Maurizio Lupi

 Il Foglio: Investire nei trasporti. Troppa burocrazia frena lo sviluppo infrastrutturale
Febbraio 8, 2020

Il Foglio: Investire nei trasporti. Troppa burocrazia frena lo sviluppo infrastrutturale

Investire nei trasporti

Troppa burocrazia frena lo sviluppo infrastrutturale.
Trenitalia nel capitale di Alitalia?Scelta sbagliata.

 

Uno scambio lasciato aperto per errore. Questa la causa ipotizzata del deragliamento del Frecciarossa che è costato la vita ai due macchinisti. Occorre fare il possibile per abbassare sempre di più l’incidenza degli errori umani su sistemi complessi come le infrastrutture ferroviarie, ma sapendo che alla fallibilità dell’uomo si può ovviare, non la si può eliminare totalmente. Quello che possiamo fare è migliorare le infrastrutture perseguendo contemporaneamente due obiettivi: la realizzazione del diritto alla mobilità e il benessere economico e sociale che ne consegue e la sicurezza nella quale questo diritto viene esercitato. L’alta velocità ferroviaria in Italia è nata ed è stata realizzata con queste finalità ben presenti. Ricordo le polemiche per i costi, soprattutto nella tratta Bologna-Milano, ma si deve alla lungimiranza dei progettisti, che la realizzarono con criteri anti-sismici, se durante il terremoto che colpì l’Emilia Romagna nel 2012 non un treno ad alta velocità uscì dai binari.

Di fronte a quello che è successo l’altroieri non ci si può certo consolare dicendo che è il primo incidente che riguarda la Tav ma, oltre al doveroso accertamento delle responsabilità, quel tragico incidente ci obbliga a riprendere in mano l’altrettanto doveroso progetto di una infrastrutturazione moderna del paese.

La Tav è stata un successo come dimostrano il numero dei passeggeri che quotidianamente la usano (170.000  persone), ma anche la crescita dell’economia delle città che dalla Tav sono servite (+10% del Pil in dieci anni) e finalmente la possibilità di introdurre una vera concorrenza pubblico/privato nell’offerta di trasporto ferroviario a vantaggio dell’utente.

Ma la Tav è un disegno incompiuto. Sulla dorsale tirrenica raggiunge Salerno e lì si ferma, ma l’Italia non si ferma a Salerno. Sulla dorsale adriatica i Frecciarossa si fermano a Bologna e poi si prosegue con i meno veloci Fracciabianca e Frecciargento; ci sono progetti di adeguamento tecnologico della linea esistente, meno costosi della costruzione di una nuova linea dedicata alla Tav, che spesso si arenano su veti locali. Ma il grave limite di questo sistema è il mancato collegamento tra le due dorsali, sia al Sud sia al Nord.
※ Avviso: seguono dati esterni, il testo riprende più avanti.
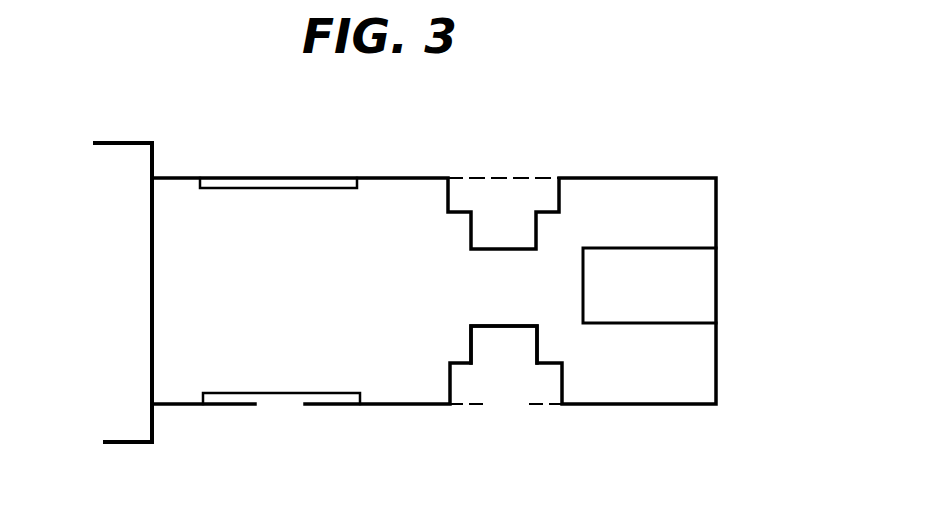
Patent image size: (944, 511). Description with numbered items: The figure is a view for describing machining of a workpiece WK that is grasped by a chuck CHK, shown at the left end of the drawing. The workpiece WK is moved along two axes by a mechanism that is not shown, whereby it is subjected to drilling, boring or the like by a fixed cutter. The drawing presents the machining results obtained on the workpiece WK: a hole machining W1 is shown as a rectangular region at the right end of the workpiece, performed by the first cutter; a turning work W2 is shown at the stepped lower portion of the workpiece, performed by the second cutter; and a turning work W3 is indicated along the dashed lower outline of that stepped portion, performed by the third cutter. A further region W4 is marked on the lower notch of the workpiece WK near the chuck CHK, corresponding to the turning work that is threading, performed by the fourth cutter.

Dopo infinite polemiche si sta realizzando finalmente la Napoli-Bari, ma resta interrotta, inspiegabilmente, in più tratti anche la Torino-Trieste.

Questa rete, che annullerebbe il gap infrastrutturale del 20/30 per cento che le nostre imprese pagano rispetto ai concorrenti europei, ha ulteriormente senso proprio in ottica europea, se è cioè collegata, anche qui nelle due direzioni Nord-Sud ed Est-Ovest, ai grandi corridoi ferroviari continentali. Il tunnel del Brennero non ha mai di fatto interrotto i suoi lavori, quello della Val di Susa, dopo le assurdità a cui abbiamo dovuto assistere negli anni, li ha ripresi nel silenzio generale.

Il grande successo dell’alta velocità rischia però di saturare le attuali linee, le ore da dedicare alla manutenzione sono sempre meno e quindi occorre rapidamente ripensare a un adeguamento continuo dell’infrastruttura per non renderla già oggi inefficiente.

C’è un altro tassello da aggiungere: l’integrazione treno- aereo. Io non credo che questa avvenga – come ha scritto anche il Foglio – attraverso l’ingresso di Ferrovie nel capitale di Alitalia (a ognuno i suoi problemi o, come si dice a Milano, ofelè fa el to mesté), bensì portando l’alta velocità nei principali aeroporti internazionali italiani: Fiumicino, Malpensa e Venezia.
Tutto questo costa? Certo, ma è un investimento che crea ricchezza ed occupazione, che permette a tanti di lavorare in un’altra città senza cambiare casa. Vuol dire governare per il paese e le persone nell’ottica della loro promozione e non in quella della mera assistenza.

Un ultimo punto: la sicurezza di una infrastruttura è data da una cultura della manutenzione, soprattutto ordinaria. Non la si può contrapporre agli investimenti né fare i secondi a scapito della prima. Appena arrivato al ministero delle Infrastrutture e dei trasporti nel 2013, con il Decreto del fare, posi mano a entrambi: tre miliardi di investimenti sulle infrastrutture, 700 milioni di euro per la manutenzione della rete ferroviaria e altrettanti per ponti e viadotti della rete viaria dell’Anas.

Molti di questi soldi restano inutilizzati perché impigliati nelle maglie dell’iter delle autorizzazioni e dei ricorsi. Le prime infrastrutture da riformare sono queste: la burocrazia e il nostro cervello.